Although PEDF is ostensibly about the use of money from publicly owned natural resources, Moody expresses concern about what may be in store for the development of private oil and gas reserves. He observes that the majority opinion included a discussion of the ERA’s legislative history, and despite the limitation of the text of the ERA to “public” natural resources, the court noted that the principal drafter of the amendment “opined that the trust nevertheless applied to ‘resources owned by the commonwealth and also to those resources not owned by the commonwealth, which involve a public interest.’”

“We can only wait and see what ‘all agencies and entities of commonwealth government, both statewide and local,” will do with this expanded, nontextual scope of the ERA and how courts will analyze state and local regulation of private property under this approach,” Moody acknowledges.

Garber and Lucas write that some of the issues surrounding application of the ERA may be resolved, or at least clarified, in Gorsline v. Board of Supervisors of Fairfield Township, which is pending before the Pennsylvania Supreme Court.

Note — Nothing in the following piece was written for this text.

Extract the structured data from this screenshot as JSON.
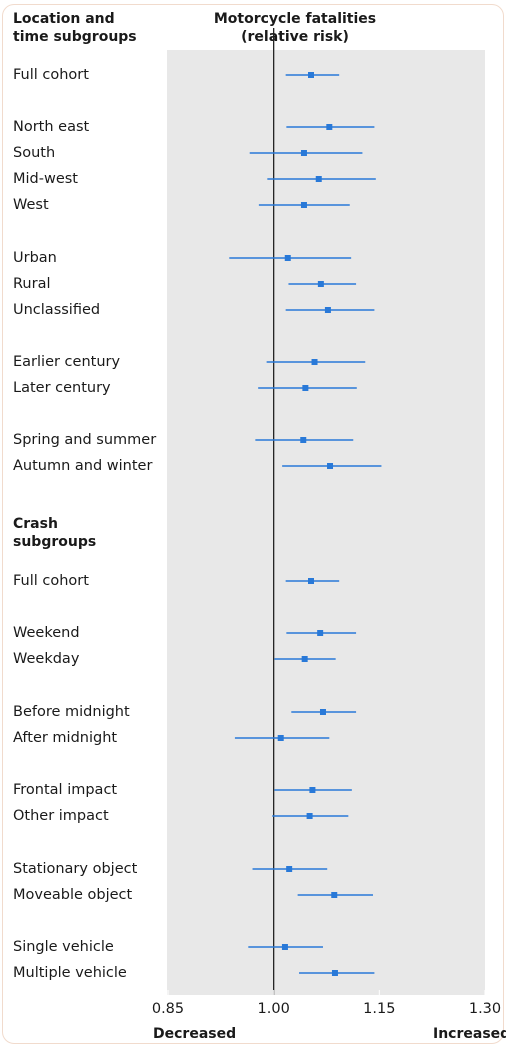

A local zoning board in Gorsline granted a conditional-use permit for a well in a residential-agricultural district, but a Lycoming County judge reversed that decision, relying on the Robinson Township case, published reports indicate. In September 2015, the Commonwealth Court reversed that ruling and determined that the record did not support the trial court’s conclusion that the proposed use was incompatible with uses in an R-A district or that such uses would cause environmental harm. The Commonwealth Court noted that the operator’s evidence before the board showing compatibility was uncontradicted. The Supreme Court heard oral arguments in March.